COVID-19 has infected more than 6,500 residents at L.A. County nursing homes, resulting in 1,336 deaths — nearly half of all virus-related fatalities countywide, according to data from the state Department of Public Health.

Previously, health officials vowed to swiftly test all residents and staff at the county’s 315 nursing homes. But that plan was revised last month, with the public health department saying it would test only a portion of residents in homes without an outbreak in an effort to focus on those with more infections.

As of Wednesday, 272 skilled-nursing facilities had tested all residents and staff, and the other 43 had scheduled or were in the process of conducting testing, according to Barbara Ferrer, the county’s public health director.

Michael Wasserman, president of the California Association of Long Term Care Medicine, said the gives the county’s efforts “a D- at the best.”

“It’s a day late and a dollar short.
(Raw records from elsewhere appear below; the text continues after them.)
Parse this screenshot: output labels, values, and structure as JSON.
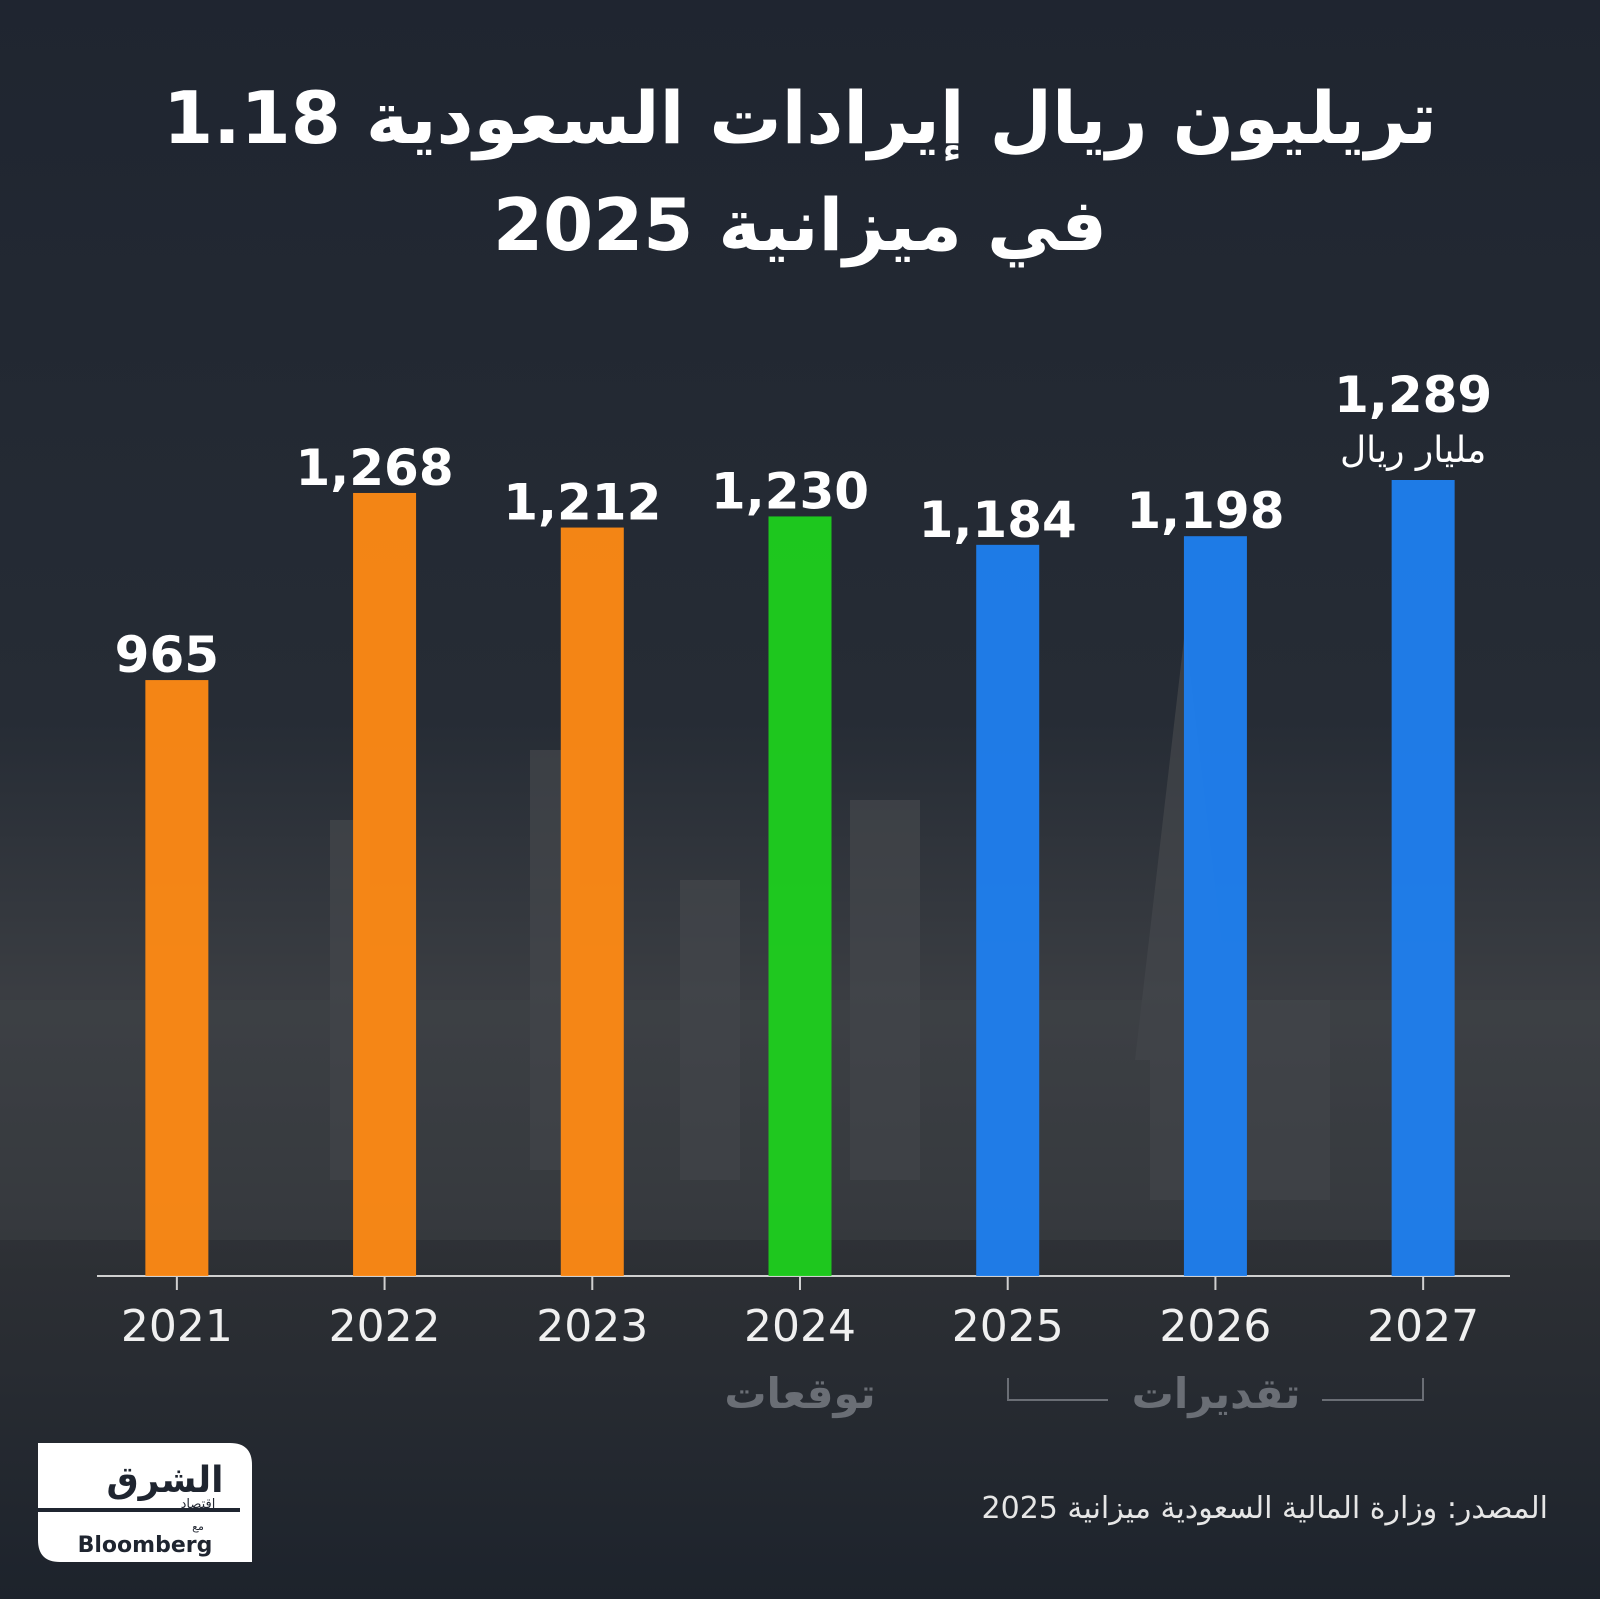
{
  "chart_data": {
    "type": "bar",
    "title": [
      "1.18 تريليون ريال إيرادات السعودية",
      "في ميزانية 2025"
    ],
    "categories": [
      "2021",
      "2022",
      "2023",
      "2024",
      "2025",
      "2026",
      "2027"
    ],
    "values": [
      965,
      1268,
      1212,
      1230,
      1184,
      1198,
      1289
    ],
    "value_labels": [
      "965",
      "1,268",
      "1,212",
      "1,230",
      "1,184",
      "1,198",
      "1,289"
    ],
    "colors": [
      "#ff8a14",
      "#ff8a14",
      "#ff8a14",
      "#1ed01e",
      "#1f7ff0",
      "#1f7ff0",
      "#1f7ff0"
    ],
    "unit": "مليار ريال",
    "annotations": {
      "forecast": "توقعات",
      "estimates": "تقديرات"
    },
    "source": "المصدر: وزارة المالية السعودية ميزانية 2025",
    "logo": {
      "brand": "الشرق",
      "sub": "اقتصاد",
      "with": "مع",
      "partner": "Bloomberg"
    }
  }
}
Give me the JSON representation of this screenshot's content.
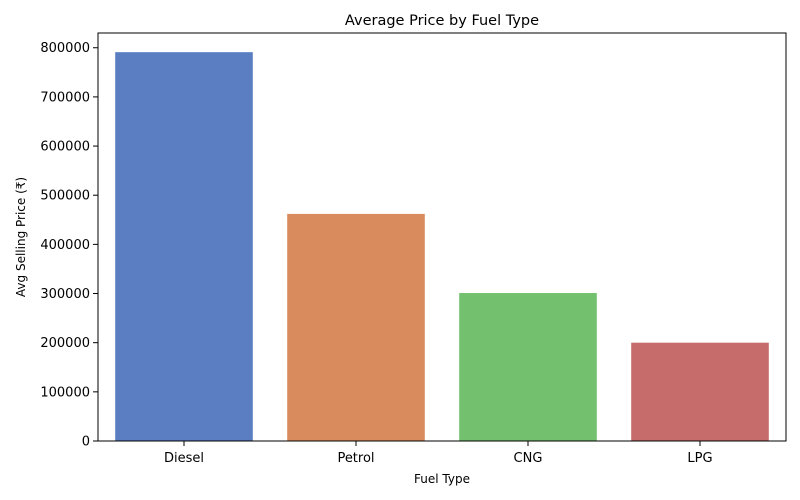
{
  "chart_data": {
    "type": "bar",
    "title": "Average Price by Fuel Type",
    "xlabel": "Fuel Type",
    "ylabel": "Avg Selling Price (₹)",
    "categories": [
      "Diesel",
      "Petrol",
      "CNG",
      "LPG"
    ],
    "values": [
      791000,
      462000,
      301000,
      200000
    ],
    "colors": [
      "#5a7ec1",
      "#d98b5e",
      "#73c06f",
      "#c66c6b"
    ],
    "ylim": [
      0,
      830000
    ],
    "yticks": [
      0,
      100000,
      200000,
      300000,
      400000,
      500000,
      600000,
      700000,
      800000
    ],
    "ytick_labels": [
      "0",
      "100000",
      "200000",
      "300000",
      "400000",
      "500000",
      "600000",
      "700000",
      "800000"
    ],
    "grid": false,
    "legend": "none"
  }
}
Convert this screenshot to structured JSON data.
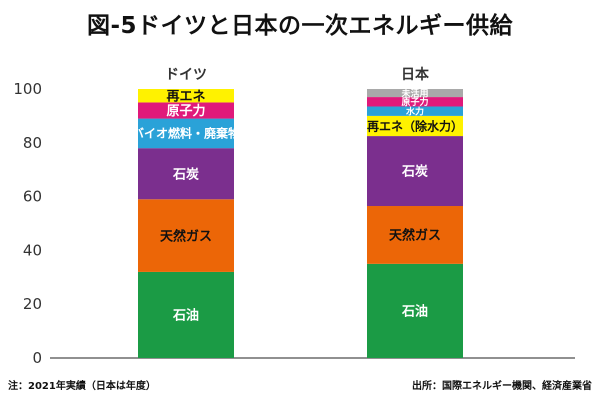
{
  "title": "図-5ドイツと日本の一次エネルギー供給",
  "note_left": "注：2021年実績（日本は年度）",
  "note_right": "出所：国際エネルギー機関、経済産業省",
  "chart_data": {
    "type": "bar",
    "stacked": true,
    "categories": [
      "ドイツ",
      "日本"
    ],
    "ylim": [
      0,
      100
    ],
    "yticks": [
      0,
      20,
      40,
      60,
      80,
      100
    ],
    "grid": false,
    "series": [
      {
        "name": "石油",
        "color": "#1b9b45",
        "label_color": "#ffffff",
        "values": [
          32,
          35
        ]
      },
      {
        "name": "天然ガス",
        "color": "#ec6607",
        "label_color": "#111111",
        "values": [
          27,
          21.5
        ]
      },
      {
        "name": "石炭",
        "color": "#7b2f8e",
        "label_color": "#ffffff",
        "values": [
          19,
          26
        ]
      },
      {
        "name": "バイオ燃料・廃棄物",
        "color": "#2aa2d8",
        "label_color": "#ffffff",
        "values": [
          11,
          0
        ]
      },
      {
        "name": "再エネ（除水力）",
        "color": "#fff200",
        "label_color": "#111111",
        "values": [
          0,
          7.5
        ]
      },
      {
        "name": "水力",
        "color": "#2aa2d8",
        "label_color": "#ffffff",
        "values": [
          0,
          3.5
        ]
      },
      {
        "name": "原子力",
        "color": "#e0197a",
        "label_color": "#ffffff",
        "values": [
          6,
          3.5
        ]
      },
      {
        "name": "未活用",
        "color": "#a9a9a9",
        "label_color": "#ffffff",
        "values": [
          0,
          3
        ]
      },
      {
        "name": "再エネ",
        "color": "#fff200",
        "label_color": "#111111",
        "values": [
          5,
          0
        ]
      }
    ],
    "segment_labels": [
      [
        "石油",
        "天然ガス",
        "石炭",
        "バイオ燃料・廃棄物",
        "",
        "",
        "原子力",
        "",
        "再エネ"
      ],
      [
        "石油",
        "天然ガス",
        "石炭",
        "",
        "再エネ（除水力）",
        "水力",
        "原子力",
        "未活用",
        ""
      ]
    ]
  }
}
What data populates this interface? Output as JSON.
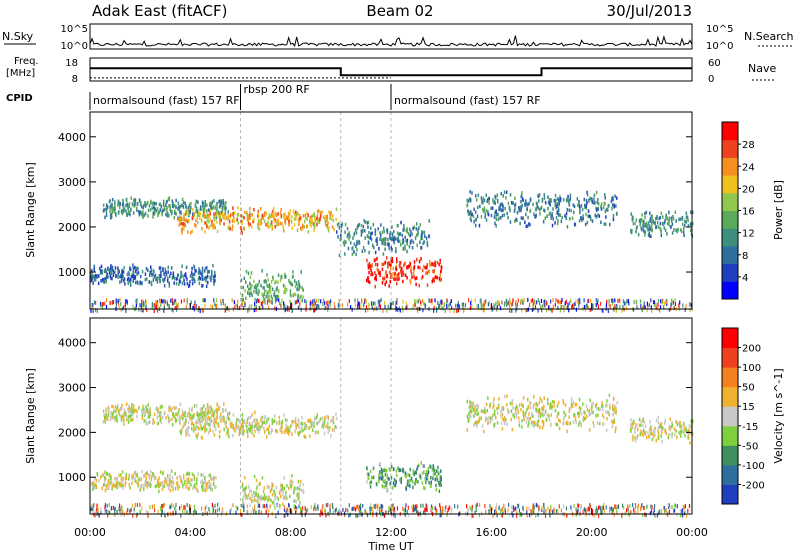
{
  "header": {
    "station": "Adak East (fitACF)",
    "beam": "Beam 02",
    "date": "30/Jul/2013"
  },
  "noise_panel": {
    "left_label": "N.Sky",
    "right_label": "N.Search",
    "left_ticks": [
      "10^5",
      "10^0"
    ],
    "right_ticks": [
      "10^5",
      "10^0"
    ]
  },
  "freq_panel": {
    "left_label_1": "Freq.",
    "left_label_2": "[MHz]",
    "right_label": "Nave",
    "left_ticks": [
      "18",
      "8"
    ],
    "right_ticks": [
      "60",
      "0"
    ],
    "freq_steps": [
      {
        "t_start": 0,
        "t_end": 10,
        "value": 13.5
      },
      {
        "t_start": 10,
        "t_end": 18,
        "value": 10.5
      },
      {
        "t_start": 18,
        "t_end": 24,
        "value": 13.5
      }
    ],
    "nave_level": 8
  },
  "cpid_panel": {
    "label": "CPID",
    "segments": [
      {
        "t_start": 0,
        "text": "normalsound (fast) 157 RF"
      },
      {
        "t_start": 6,
        "text": "rbsp 200 RF"
      },
      {
        "t_start": 12,
        "text": "normalsound (fast) 157 RF"
      }
    ]
  },
  "chart_data": [
    {
      "type": "heatmap",
      "name": "power",
      "ylabel": "Slant Range [km]",
      "yticks": [
        "4000",
        "3000",
        "2000",
        "1000"
      ],
      "ylim": [
        180,
        4550
      ],
      "colorbar": {
        "label": "Power [dB]",
        "ticks": [
          "28",
          "24",
          "20",
          "16",
          "12",
          "8",
          "4"
        ],
        "colors": [
          "#0000ff",
          "#1f3fbf",
          "#2f6f9f",
          "#3f8f7f",
          "#5aaa5a",
          "#8fc84a",
          "#f0c020",
          "#f59020",
          "#ef4020",
          "#ff0000"
        ]
      },
      "features": [
        {
          "t_start": 0.5,
          "t_end": 5.5,
          "r_low": 2200,
          "r_high": 2700,
          "level": 0.35
        },
        {
          "t_start": 3.5,
          "t_end": 9.8,
          "r_low": 1900,
          "r_high": 2500,
          "level": 0.7
        },
        {
          "t_start": 0.0,
          "t_end": 5.0,
          "r_low": 700,
          "r_high": 1200,
          "level": 0.25
        },
        {
          "t_start": 6.0,
          "t_end": 8.5,
          "r_low": 300,
          "r_high": 1100,
          "level": 0.45
        },
        {
          "t_start": 9.8,
          "t_end": 13.5,
          "r_low": 1400,
          "r_high": 2200,
          "level": 0.3
        },
        {
          "t_start": 11.0,
          "t_end": 14.0,
          "r_low": 700,
          "r_high": 1400,
          "level": 0.9
        },
        {
          "t_start": 15.0,
          "t_end": 21.0,
          "r_low": 2000,
          "r_high": 2900,
          "level": 0.3
        },
        {
          "t_start": 21.5,
          "t_end": 24.0,
          "r_low": 1800,
          "r_high": 2400,
          "level": 0.35
        }
      ]
    },
    {
      "type": "heatmap",
      "name": "velocity",
      "ylabel": "Slant Range [km]",
      "yticks": [
        "4000",
        "3000",
        "2000",
        "1000"
      ],
      "ylim": [
        180,
        4550
      ],
      "colorbar": {
        "label": "Velocity [m s^-1]",
        "ticks": [
          "200",
          "100",
          "50",
          "15",
          "-15",
          "-50",
          "-100",
          "-200"
        ],
        "colors": [
          "#1f3fbf",
          "#2f6f9f",
          "#3f8f5f",
          "#7fcf3f",
          "#c8c8c8",
          "#f0b030",
          "#f58020",
          "#ef4020",
          "#ff0000"
        ]
      },
      "features": [
        {
          "t_start": 0.5,
          "t_end": 5.5,
          "r_low": 2200,
          "r_high": 2700,
          "level": 0.5
        },
        {
          "t_start": 3.5,
          "t_end": 9.8,
          "r_low": 1900,
          "r_high": 2500,
          "level": 0.5
        },
        {
          "t_start": 0.0,
          "t_end": 5.0,
          "r_low": 700,
          "r_high": 1200,
          "level": 0.5
        },
        {
          "t_start": 6.0,
          "t_end": 8.5,
          "r_low": 300,
          "r_high": 1100,
          "level": 0.5
        },
        {
          "t_start": 11.0,
          "t_end": 14.0,
          "r_low": 700,
          "r_high": 1400,
          "level": 0.3
        },
        {
          "t_start": 15.0,
          "t_end": 21.0,
          "r_low": 2000,
          "r_high": 2900,
          "level": 0.5
        },
        {
          "t_start": 21.5,
          "t_end": 24.0,
          "r_low": 1800,
          "r_high": 2400,
          "level": 0.5
        }
      ]
    }
  ],
  "x_axis": {
    "ticks": [
      "00:00",
      "04:00",
      "08:00",
      "12:00",
      "16:00",
      "20:00",
      "00:00"
    ],
    "label": "Time UT",
    "range_hours": [
      0,
      24
    ]
  }
}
To be here, in the middle of June, and we haven’t tested all the nursing homes to me is incompetency,” said Wasserman, who’s organization represents doctors, nurses and other professionals working in long-term care.

Patricia Ann Jordan, whose 93-year-old mother Jimmie lives at Beverly West Healthcare in Mid-Wilshire, said she agrees virus screenings weren’t conducted early or quickly enough.

“Testing didn’t begin at my mother’s facility until May 20. That’s almost the end of May,” she said. “Not only was it unacceptable, it was unbelievable.”

An executive at Beverly West Healthcare told KTLA they still haven’t received most of the results from the tests administered three weeks ago. They also said that around that same time in May, the facility was struggling with a COVID-19 outbreak that has now infected 26 residents and 23 staff members. Twelve of them have died.

The facility said it’s been following all public health guidelines, and has been closed to visitors since March 12. But it believes quicker testing could have helped isolate those who were infected to prevent further spread.